The country has been rattled by Friday’s attack in the port city of Dammam, along with a bombing the week before on another Shiite mosque in the nearby village of Al Qudeeh. Both were claimed by ISIL, raising concerns of further attacks in Saudi Arabia’s oil-rich east.

The four men killed in the Dammam attack were buried on Wednesday by the minority Shiite community, with mourners hailing the dead as heroes after three of the men prevented the bomber from entering the hall of the Al Anoud mosque.

Mohammed Al Arbash, his brother Abdul Jalil, Mohammed Eisa and Abdul Hadi Al Hashim died when the attacker, disguised as a woman, blew himself up in the mosque car park.

The fourth man killed was another civilian who was at the site when the blast struck.

The interior ministry identified the attacker on Wednesday as 19-year-old Khalid Ayed Mohammed Wahhabi Shammari. ISIL had earlier called the bomber a “soldier of the caliphate”, who went by Abu Jandal Al Jazrawi, a nom de guerre suggesting that he was Saudi.

The explosive used in Friday’s attack was RDX, a military-grade compound that was also deployed in the Al Qudeeh bombing. That earlier attack killed 22 people, making it the deadliest militant assault in the kingdom in more than a decade.

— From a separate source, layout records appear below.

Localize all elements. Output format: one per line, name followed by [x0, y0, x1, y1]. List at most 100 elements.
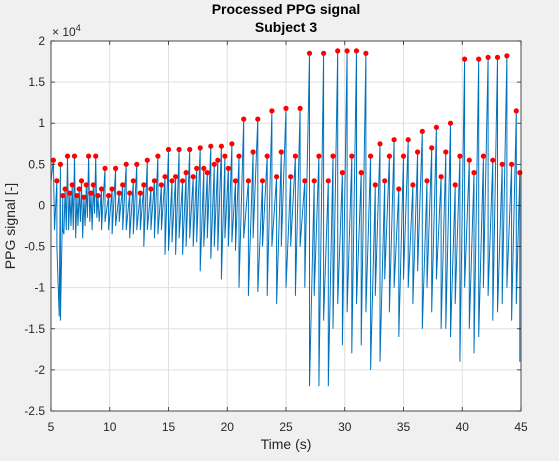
peak-marker: [173, 174, 179, 180]
x-tick-label: 15: [162, 420, 176, 434]
y-axis-label: PPG signal [-]: [2, 183, 18, 269]
peak-marker: [457, 153, 463, 159]
peak-marker: [382, 178, 388, 184]
peak-marker: [158, 182, 164, 188]
peak-marker: [424, 178, 430, 184]
chart-title: Processed PPG signal: [212, 1, 361, 17]
peak-marker: [513, 108, 519, 114]
peak-marker: [197, 145, 203, 151]
peak-marker: [208, 143, 214, 149]
y-exponent-base: × 10: [52, 25, 76, 39]
peak-marker: [134, 161, 140, 167]
peak-marker: [363, 50, 369, 56]
peak-marker: [144, 157, 150, 163]
y-tick-label: 2: [38, 34, 45, 48]
peak-marker: [120, 182, 126, 188]
peak-marker: [438, 174, 444, 180]
peak-marker: [76, 186, 82, 192]
peak-marker: [169, 178, 175, 184]
x-tick-label: 10: [103, 420, 117, 434]
peak-marker: [466, 157, 472, 163]
peak-marker: [316, 153, 322, 159]
ppg-signal-line: [50, 50, 521, 387]
peak-marker: [74, 193, 80, 199]
peak-marker: [264, 153, 270, 159]
peak-marker: [330, 153, 336, 159]
peak-marker: [64, 153, 71, 159]
y-exponent-power: 4: [76, 23, 81, 33]
peak-marker: [194, 165, 200, 171]
peak-marker: [81, 194, 87, 200]
peak-marker: [69, 182, 75, 188]
peak-marker: [372, 182, 378, 188]
peak-marker: [116, 190, 122, 196]
peak-marker: [306, 50, 313, 56]
peak-marker: [78, 178, 85, 184]
peak-marker: [410, 182, 416, 188]
peak-marker: [476, 56, 482, 62]
x-tick-label: 20: [221, 420, 235, 434]
peak-marker: [339, 170, 345, 176]
peak-marker: [137, 190, 143, 196]
peak-marker: [102, 165, 108, 171]
peak-marker: [415, 149, 421, 155]
peak-marker: [259, 178, 266, 184]
peak-marker: [452, 182, 458, 188]
peak-marker: [83, 182, 89, 188]
x-tick-label: 25: [279, 420, 293, 434]
x-tick-label: 45: [514, 420, 528, 434]
y-tick-label: 1: [38, 116, 45, 130]
peak-marker: [358, 170, 364, 176]
peak-marker: [225, 165, 231, 171]
y-tick-label: -1: [34, 281, 45, 295]
plot-content: [50, 48, 523, 387]
peak-marker: [250, 149, 256, 155]
peak-marker: [353, 48, 360, 54]
peak-marker: [123, 161, 129, 167]
peak-marker: [494, 54, 501, 61]
peak-marker: [321, 50, 327, 56]
chart-subtitle: Subject 3: [255, 19, 317, 35]
peak-marker: [130, 178, 136, 184]
peak-marker: [292, 153, 298, 159]
peak-marker: [93, 153, 99, 159]
peak-marker: [480, 153, 486, 159]
y-tick-label: -1.5: [24, 322, 45, 336]
peak-marker: [433, 124, 439, 130]
x-tick-label: 35: [397, 420, 411, 434]
peak-marker: [278, 149, 284, 155]
y-tick-label: -2: [34, 363, 45, 377]
peak-marker: [86, 153, 92, 159]
peak-marker: [155, 153, 161, 159]
x-axis-label: Time (s): [261, 436, 312, 452]
peak-marker: [335, 48, 341, 54]
peak-marker: [95, 193, 101, 199]
peak-marker: [60, 193, 66, 199]
peak-marker: [57, 161, 64, 167]
peak-marker: [183, 170, 189, 176]
peak-marker: [396, 186, 402, 192]
peak-marker: [109, 186, 115, 192]
peak-marker: [151, 178, 157, 184]
peak-marker: [187, 146, 193, 153]
peak-marker: [499, 161, 505, 167]
peak-marker: [165, 146, 172, 153]
peak-marker: [211, 161, 217, 167]
peak-marker: [113, 165, 119, 171]
y-tick-label: 0.5: [28, 157, 45, 171]
peak-marker: [490, 157, 496, 163]
peak-marker: [241, 116, 247, 122]
peak-marker: [325, 178, 331, 184]
peak-marker: [148, 186, 154, 192]
peak-marker: [141, 182, 147, 188]
peak-marker: [368, 153, 374, 159]
peak-marker: [255, 116, 261, 122]
peak-marker: [288, 174, 294, 180]
y-exponent-label: × 104: [52, 23, 81, 39]
peak-marker: [283, 105, 289, 111]
peak-marker: [269, 108, 275, 114]
peak-marker: [517, 170, 523, 176]
peak-marker: [106, 193, 112, 199]
y-tick-label: 1.5: [28, 75, 45, 89]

Earlier on Wednesday, cranes had lowered concrete barriers into place outside the Al Anoud mosque amid fears of another deadly suicide attack.

“We are under threat, very serious threat,” said Hussein Al Nemr, an organiser of the funeral.

Mohammed Al Arbash, who lost two cousins in the attack, said that the Sunni majority is not to blame.

“Sunni people are our brothers,” he said. “This man who exploded himself is not Sunni.”

Meanwhile, in a statement reported by the Saudi Press Agency on Wednesday, the interior ministry listed the names of 16 suspects wanted in connection with the attacks and warned that dealing with them “will make the person accountable”.

It promised a reward of 1 million riyals (Dh979,420) for information leading to the arrest of the suspects, 5 million riyals for the arrest of multiple suspects and 7 million riyals for thwarting a terrorist operation.